実際1時間 46 分…うん、106 分間かかった。検査結果は「未檢出」=陰性。えへ。
そして仕組みはよくわからないが、モニターに検査結果が出て来る5分前に、通知メールはすでに登録したメルアドに届いた。どでかい QR CODE は、おそらく検体入れのシリアル番号だろう(確認するのを忘れた)…一番下に「到期時間」(有効期限)があって、いつ次の検査をすべきかとやんわりと提示する意味なのか?(天の声:中国に住んでいたら、たぶんそれな)
一通り流れを書いたので、感想をまとめよう。操作は簡単、段取りも少なめについてもう改めて書かないから、まず欠点。「蓋。が。硬。い」と。プラスチック試験管でも検体入れも、說明ガイダンス動画には親指でちょっとぐっと開けるはずの蓋が、なぜかワタクシの手ではちっとも動かない。変な話なぜかこの蓋開けが一番手こずった段取り。
あと「手」だと言うと、いくつかの段取りは両手で行う必要があるため、音声ガイダンスが終わってすぐタッチパネルに「次へ」が出てくるのを見て、まるで「はよ押せ」と催促された感じで緊張したりするね——これはユーザー自身が慣れれば済むかもしれないが、やはりもう少しユーザーに優しくできる余地がある気がして。

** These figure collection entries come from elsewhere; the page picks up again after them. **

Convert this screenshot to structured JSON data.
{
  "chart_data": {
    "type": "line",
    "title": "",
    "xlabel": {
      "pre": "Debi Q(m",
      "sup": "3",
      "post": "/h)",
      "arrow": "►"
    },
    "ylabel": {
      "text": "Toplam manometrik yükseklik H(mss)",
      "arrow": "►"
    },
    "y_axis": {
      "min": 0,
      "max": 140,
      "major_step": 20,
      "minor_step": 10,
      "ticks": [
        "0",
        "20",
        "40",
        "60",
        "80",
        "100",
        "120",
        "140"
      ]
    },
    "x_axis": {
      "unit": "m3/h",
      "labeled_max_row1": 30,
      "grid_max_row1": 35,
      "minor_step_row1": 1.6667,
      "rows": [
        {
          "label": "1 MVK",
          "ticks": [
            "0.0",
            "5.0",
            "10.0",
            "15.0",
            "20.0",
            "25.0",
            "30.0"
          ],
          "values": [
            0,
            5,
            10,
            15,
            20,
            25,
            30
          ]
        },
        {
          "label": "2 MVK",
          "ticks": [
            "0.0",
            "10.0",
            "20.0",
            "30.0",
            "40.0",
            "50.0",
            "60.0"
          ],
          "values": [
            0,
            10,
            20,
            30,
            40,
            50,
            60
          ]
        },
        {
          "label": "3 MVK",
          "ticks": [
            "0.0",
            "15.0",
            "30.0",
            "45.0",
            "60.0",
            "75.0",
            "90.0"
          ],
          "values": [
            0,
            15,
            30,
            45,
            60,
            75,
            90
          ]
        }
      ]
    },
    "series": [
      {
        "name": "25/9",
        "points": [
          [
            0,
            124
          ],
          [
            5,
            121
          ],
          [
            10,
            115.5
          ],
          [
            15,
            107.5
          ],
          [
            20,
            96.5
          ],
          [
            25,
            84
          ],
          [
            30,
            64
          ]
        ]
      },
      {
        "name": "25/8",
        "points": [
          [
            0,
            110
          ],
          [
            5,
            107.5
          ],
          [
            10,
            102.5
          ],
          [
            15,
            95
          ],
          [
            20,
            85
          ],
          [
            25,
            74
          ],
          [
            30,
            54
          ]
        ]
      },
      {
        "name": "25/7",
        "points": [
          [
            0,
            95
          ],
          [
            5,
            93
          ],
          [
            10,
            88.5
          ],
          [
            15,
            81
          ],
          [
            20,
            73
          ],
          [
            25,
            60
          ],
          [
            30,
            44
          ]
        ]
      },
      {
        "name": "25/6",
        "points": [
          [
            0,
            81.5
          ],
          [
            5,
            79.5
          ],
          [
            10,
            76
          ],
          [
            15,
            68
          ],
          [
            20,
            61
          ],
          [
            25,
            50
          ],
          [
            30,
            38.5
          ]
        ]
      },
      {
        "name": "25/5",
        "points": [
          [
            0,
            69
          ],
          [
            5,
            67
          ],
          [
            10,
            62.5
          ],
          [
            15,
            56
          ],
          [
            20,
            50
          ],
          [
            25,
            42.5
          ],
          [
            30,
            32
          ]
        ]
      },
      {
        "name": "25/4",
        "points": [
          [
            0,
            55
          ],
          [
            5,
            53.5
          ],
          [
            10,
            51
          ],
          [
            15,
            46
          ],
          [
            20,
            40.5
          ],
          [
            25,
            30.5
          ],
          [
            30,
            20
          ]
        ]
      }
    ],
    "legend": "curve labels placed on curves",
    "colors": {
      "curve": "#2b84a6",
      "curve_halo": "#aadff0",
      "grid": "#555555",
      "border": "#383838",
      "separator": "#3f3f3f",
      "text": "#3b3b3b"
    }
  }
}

続いては素晴らしいと思うところ。もともと噂によれば「鼻腔粘膜、口腔粘膜、唾液」とも使える三位一体検査装置として開発を進んできたから、今のところ国からは鼻腔粘膜の許可しか降りてないけど、将来は検査キットさえ変えれば、口腔粘膜や唾液の検査もできる点が、将来性が大いにあると。この先には口腔粘膜用に「新型コロナウィルス検査キット・チョコ味」が発売されてもおかしくない…か。また将来(あるいはすでに?)同じ流れで検査できるウィルスがあれば、このマシン1つで違う検査キットを使えば済む、とのことかな。

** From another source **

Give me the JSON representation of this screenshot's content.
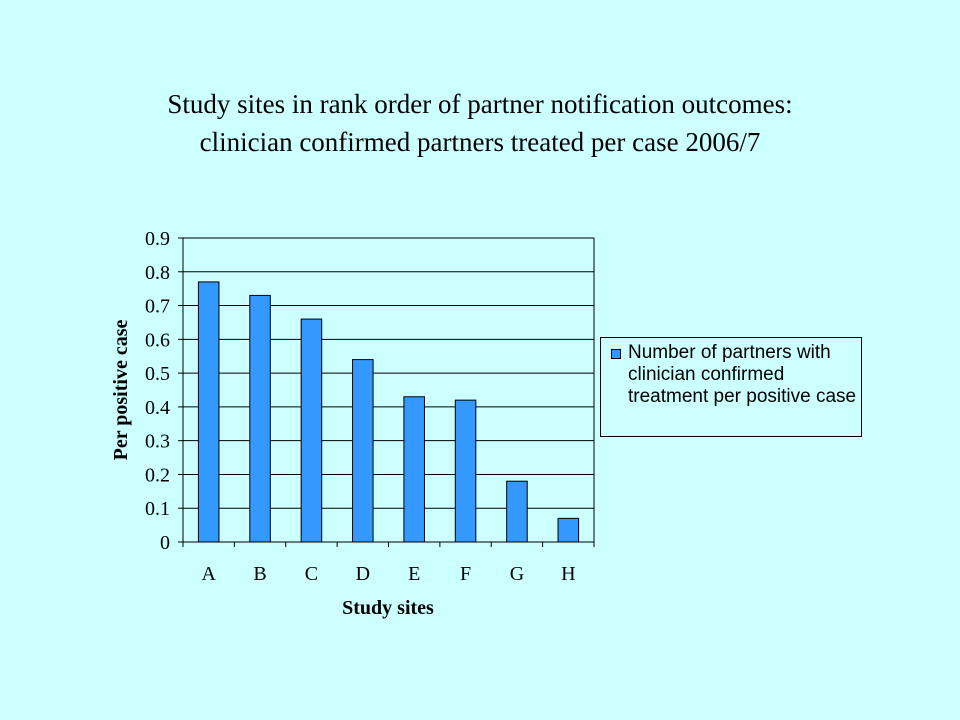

そして一番すごいと思うところ、あるいは優勢。それはネット接続機能がもたらす、少なくとも2つの利点は期待できる。
1つめの利点は検査結果をお手軽に同期できること。仮にこのマシンは1家1台のレベルにまで普及したのならば、検査結果は登録したメルアドや開発会社に送る以外、ちゃんとデータベースを組めば、政府や地方の医療機関、学校や空港や海港などにも同期できるはずで、行動制限をかけるにしても、より精確にできるし、国境開放にもやりやすくなるはずだ。
例えば上海の今回のロックダウン。もし1家に1台このマシンがあれば、ロックダウンの時間が短縮でき、あるいは最初からもっと緩やかなやり方で行動制限をかければいい——誰は誰だかは QR CODE のシリアル番号で特定できるから、家庭を単位にしても、検査したのがどの家の人かはわかる——自宅で検査して結果が陰性だとお出かけOKで、誰も家から出れない状況が免れるのだろう。中国で施行してきた健康コードと連携すれば、そんなに難しいことではないはずだ。感染した人も、こういう家庭向けマシンで早めに発見し、政府から大白(白衣の防護服を着込んだ作業員)を派遣して再検査や収容の手配をすればいい。

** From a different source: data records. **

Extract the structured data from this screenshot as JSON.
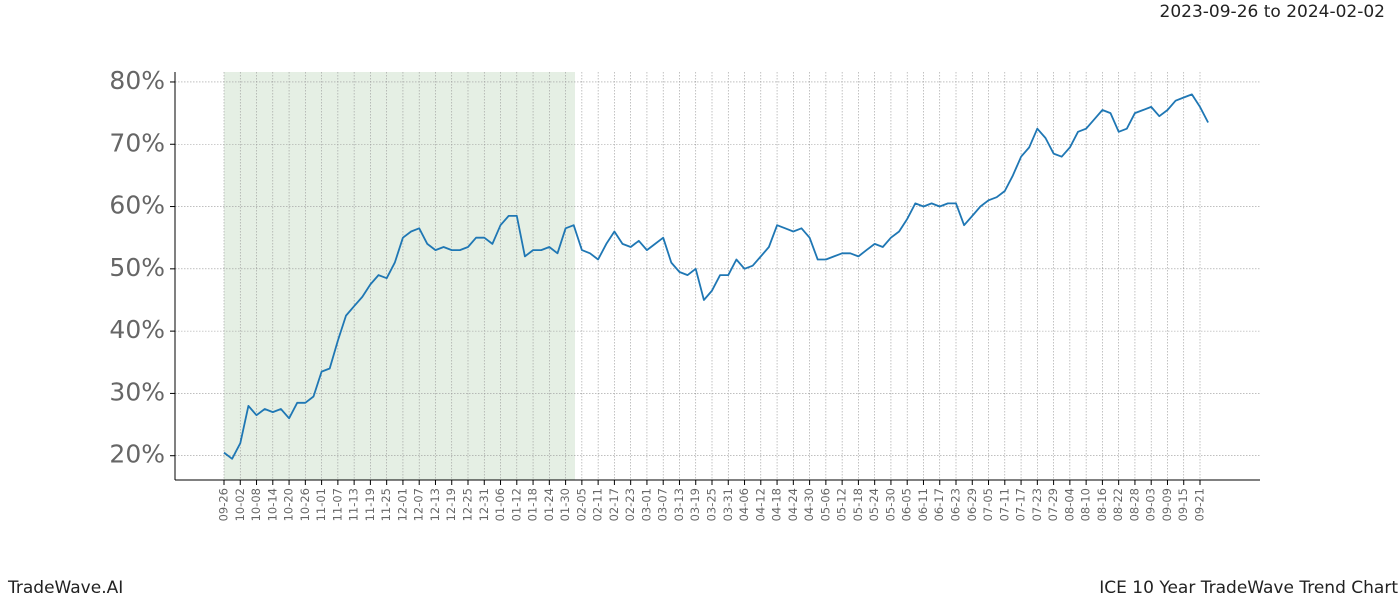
{
  "chart_data": {
    "type": "line",
    "title": "2023-09-26 to 2024-02-02",
    "footer_left": "TradeWave.AI",
    "footer_right": "ICE 10 Year TradeWave Trend Chart",
    "categories": [
      "09-26",
      null,
      "10-02",
      null,
      "10-08",
      null,
      "10-14",
      null,
      "10-20",
      null,
      "10-26",
      null,
      "11-01",
      null,
      "11-07",
      null,
      "11-13",
      null,
      "11-19",
      null,
      "11-25",
      null,
      "12-01",
      null,
      "12-07",
      null,
      "12-13",
      null,
      "12-19",
      null,
      "12-25",
      null,
      "12-31",
      null,
      "01-06",
      null,
      "01-12",
      null,
      "01-18",
      null,
      "01-24",
      null,
      "01-30",
      null,
      "02-05",
      null,
      "02-11",
      null,
      "02-17",
      null,
      "02-23",
      null,
      "03-01",
      null,
      "03-07",
      null,
      "03-13",
      null,
      "03-19",
      null,
      "03-25",
      null,
      "03-31",
      null,
      "04-06",
      null,
      "04-12",
      null,
      "04-18",
      null,
      "04-24",
      null,
      "04-30",
      null,
      "05-06",
      null,
      "05-12",
      null,
      "05-18",
      null,
      "05-24",
      null,
      "05-30",
      null,
      "06-05",
      null,
      "06-11",
      null,
      "06-17",
      null,
      "06-23",
      null,
      "06-29",
      null,
      "07-05",
      null,
      "07-11",
      null,
      "07-17",
      null,
      "07-23",
      null,
      "07-29",
      null,
      "08-04",
      null,
      "08-10",
      null,
      "08-16",
      null,
      "08-22",
      null,
      "08-28",
      null,
      "09-03",
      null,
      "09-09",
      null,
      "09-15",
      null,
      "09-21",
      null
    ],
    "values": [
      20.5,
      19.5,
      22,
      28,
      26.5,
      27.5,
      27,
      27.5,
      26,
      28.5,
      28.5,
      29.5,
      33.5,
      34,
      38.5,
      42.5,
      44,
      45.5,
      47.5,
      49,
      48.5,
      51,
      55,
      56,
      56.5,
      54,
      53,
      53.5,
      53,
      53,
      53.5,
      55,
      55,
      54,
      57,
      58.5,
      58.5,
      52,
      53,
      53,
      53.5,
      52.5,
      56.5,
      57,
      53,
      52.5,
      51.5,
      54,
      56,
      54,
      53.5,
      54.5,
      53,
      54,
      55,
      51,
      49.5,
      49,
      50,
      45,
      46.5,
      49,
      49,
      51.5,
      50,
      50.5,
      52,
      53.5,
      57,
      56.5,
      56,
      56.5,
      55,
      51.5,
      51.5,
      52,
      52.5,
      52.5,
      52,
      53,
      54,
      53.5,
      55,
      56,
      58,
      60.5,
      60,
      60.5,
      60,
      60.5,
      60.5,
      57,
      58.5,
      60,
      61,
      61.5,
      62.5,
      65,
      68,
      69.5,
      72.5,
      71,
      68.5,
      68,
      69.5,
      72,
      72.5,
      74,
      75.5,
      75,
      72,
      72.5,
      75,
      75.5,
      76,
      74.5,
      75.5,
      77,
      77.5,
      78,
      76,
      73.5
    ],
    "color": "#1f77b4",
    "ylim": [
      16.1,
      81.6
    ],
    "yticks": [
      {
        "value": 20,
        "label": "20%"
      },
      {
        "value": 30,
        "label": "30%"
      },
      {
        "value": 40,
        "label": "40%"
      },
      {
        "value": 50,
        "label": "50%"
      },
      {
        "value": 60,
        "label": "60%"
      },
      {
        "value": 70,
        "label": "70%"
      },
      {
        "value": 80,
        "label": "80%"
      }
    ],
    "grid": true
  }
}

まあ…ただここまで完全管理社会となるのも、かなりディストピアだけどね。
で。台湾でやれるかどうか。それはよくわからない。なぜならば抗原検査キットの輸入と販売でさえ、台湾は今でも管制しているからね。こんな便利なものをもっと便利にしたり、利権関係にトラブルあるんじゃないの?唾液の抗原検査キットもほぼ特許専売みたいになっているし(メディゲンの関連企業に独占されている状態)
それらを置いといて。
2つめの利点はビジネスモデル。最悪はプリンター商法だけど、このマシンは「Wi-Fi によるネット接続機能がある」というよりも、「ネットに繋がらないと動かない」ように作られているから、これでソフトの自動更新ができる以外、待ち時間内に動的な広告が流れる——本体を低価格、いっそ無料でばらまけても、流す広告を売って収入源にできる。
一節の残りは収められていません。